Wednesday, May 1, 2013

Repost: Why must children's toys be so doggone noisy?

I've contributed to the Orlando Sentinel's Moms at Work blog since 2010. The blog is changing content management systems and my old posts will no longer be available to the public, so I'm reposting them here, in the order that they were originally posted.


June 1, 2011

When I was a little girl, I had a Fisher-Price train.

I loved that train. It was battery operated, and it made a delightful choo-choo sound. A loud one! As often as I could, I pulled it through the house, as it choo-choo-ed loudly along behind me.

My mother hated the train. She really, really hated it. The choo-choo-ing drove her bananas, and frankly, she could hardly stand to look at the thing. Eventually, my train "stopped working" and disappeared; it was more than a decade before I would come to understand that my mother had hidden it.

I was upset about its disappearance for a long time, but now I feel comfortable saying the following publicly: Mom, I forgive you.

Thirty-mumble years later, I finally understand what drove you so crazy about that toy.
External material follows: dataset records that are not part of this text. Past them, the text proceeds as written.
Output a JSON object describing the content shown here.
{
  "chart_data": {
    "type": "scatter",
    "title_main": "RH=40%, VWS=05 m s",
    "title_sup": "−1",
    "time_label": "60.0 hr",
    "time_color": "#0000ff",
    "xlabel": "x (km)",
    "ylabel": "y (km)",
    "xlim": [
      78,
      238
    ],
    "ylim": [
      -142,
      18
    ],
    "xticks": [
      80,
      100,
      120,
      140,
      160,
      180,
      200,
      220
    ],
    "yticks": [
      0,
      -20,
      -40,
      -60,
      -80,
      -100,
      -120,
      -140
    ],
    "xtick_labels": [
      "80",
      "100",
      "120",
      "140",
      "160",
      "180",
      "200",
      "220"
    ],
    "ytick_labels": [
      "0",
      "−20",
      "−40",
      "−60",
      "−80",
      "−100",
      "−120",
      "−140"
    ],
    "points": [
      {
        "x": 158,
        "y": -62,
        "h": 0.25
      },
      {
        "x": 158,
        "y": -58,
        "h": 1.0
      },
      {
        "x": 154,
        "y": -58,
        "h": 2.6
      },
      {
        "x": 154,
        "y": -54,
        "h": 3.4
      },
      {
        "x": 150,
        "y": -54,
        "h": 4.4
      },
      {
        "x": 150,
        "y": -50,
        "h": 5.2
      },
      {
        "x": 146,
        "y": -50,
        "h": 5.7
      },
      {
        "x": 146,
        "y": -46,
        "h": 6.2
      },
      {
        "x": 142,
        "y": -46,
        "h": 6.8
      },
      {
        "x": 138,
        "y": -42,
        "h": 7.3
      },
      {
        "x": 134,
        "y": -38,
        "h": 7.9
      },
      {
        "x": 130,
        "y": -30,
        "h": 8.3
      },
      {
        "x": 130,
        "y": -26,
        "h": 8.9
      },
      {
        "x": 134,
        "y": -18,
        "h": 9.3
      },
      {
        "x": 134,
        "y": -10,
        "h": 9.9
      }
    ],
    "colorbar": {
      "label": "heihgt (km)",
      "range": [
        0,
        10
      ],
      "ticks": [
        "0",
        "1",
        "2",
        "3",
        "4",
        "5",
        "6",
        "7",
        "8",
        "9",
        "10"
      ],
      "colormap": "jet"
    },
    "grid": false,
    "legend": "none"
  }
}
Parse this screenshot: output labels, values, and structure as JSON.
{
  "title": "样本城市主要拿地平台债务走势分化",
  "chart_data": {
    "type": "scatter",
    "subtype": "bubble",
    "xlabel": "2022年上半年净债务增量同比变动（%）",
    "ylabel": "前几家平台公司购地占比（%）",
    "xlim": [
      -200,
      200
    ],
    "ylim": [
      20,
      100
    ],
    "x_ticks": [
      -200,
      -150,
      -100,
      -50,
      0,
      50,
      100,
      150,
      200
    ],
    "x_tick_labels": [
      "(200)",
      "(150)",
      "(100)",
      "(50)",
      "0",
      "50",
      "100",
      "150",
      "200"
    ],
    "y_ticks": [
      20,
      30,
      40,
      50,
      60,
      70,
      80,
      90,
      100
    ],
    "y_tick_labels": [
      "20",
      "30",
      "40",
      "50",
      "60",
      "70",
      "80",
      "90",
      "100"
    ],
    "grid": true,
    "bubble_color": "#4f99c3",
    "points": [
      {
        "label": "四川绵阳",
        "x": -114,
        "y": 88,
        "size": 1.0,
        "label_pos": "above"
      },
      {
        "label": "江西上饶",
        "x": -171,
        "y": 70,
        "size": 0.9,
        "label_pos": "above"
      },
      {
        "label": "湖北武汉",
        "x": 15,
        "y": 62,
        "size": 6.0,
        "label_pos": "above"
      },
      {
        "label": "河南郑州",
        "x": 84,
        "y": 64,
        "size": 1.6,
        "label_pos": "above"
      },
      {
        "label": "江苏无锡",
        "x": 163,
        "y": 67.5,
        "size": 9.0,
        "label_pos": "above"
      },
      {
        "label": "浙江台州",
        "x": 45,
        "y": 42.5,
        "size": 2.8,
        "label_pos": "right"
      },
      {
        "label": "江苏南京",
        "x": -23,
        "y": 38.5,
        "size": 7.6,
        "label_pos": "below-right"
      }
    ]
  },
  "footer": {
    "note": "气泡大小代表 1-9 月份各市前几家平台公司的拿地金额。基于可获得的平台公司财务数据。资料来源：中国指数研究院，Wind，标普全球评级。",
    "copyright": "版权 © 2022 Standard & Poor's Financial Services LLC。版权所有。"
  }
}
Kiddo, you see, still seems to have little or no interest in toys that don't make noise. Dolls? Boring. Crayons and paper? OK for five minutes, but mostly boring. A keyboard that plays several songs and has beats and a volume button, though? SUPERFUNMUSTPLAYNOW! A toy laptop that plays songs and gives instructions in a sing-songy voice that makes Mommy want to throw things? YESPLEASETHANKYOU.

For a while, we tried taking the batteries out, but kiddo, who is nearly 2, is too smart for that. She quickly took to throwing any "defective" toys across the room. We went back to batteries.

The worst toy, of course, is the one I least expected to be annoying.

On a recent trip to a toy store, my husband had the bright idea to buy her a puzzle. It has shapes. What I didn't notice when the hubs showed it to me in the store was that it's not a silent puzzle. Who expects a chatty  puzzle?

Each time kiddo gets the right shape in the right slot, the puzzle, well, says so. Imagine this, over and over and over and over again: *Click* "Octagon!" *Click* "Triangle!" *Click* "Pentagon!" *Click* "Square!" *Click* "Circle!"

To make matters worse, the puzzle's magnetic attachments are weirdly sensitive. Even when we're not in the  same room with it, it's not uncommon in our house to hear something like "Rectangle!" out of absolutely nowhere. This is most disturbing when the lights are out and we're all in bed. We have joked that it's haunted.

Naturally, it's one of kiddo's favorites. Naturally.

I can't get rid of it now, but even though I'm not a psychic, I foresee a tragic accident in that puzzle's future.

It's going to "stop working," and then, I suspect, it will disappear. I'll have to ask my mom for tips on how to make that happen, because I insist on learning from the best.

Do your kids have toys or games that drive you batty?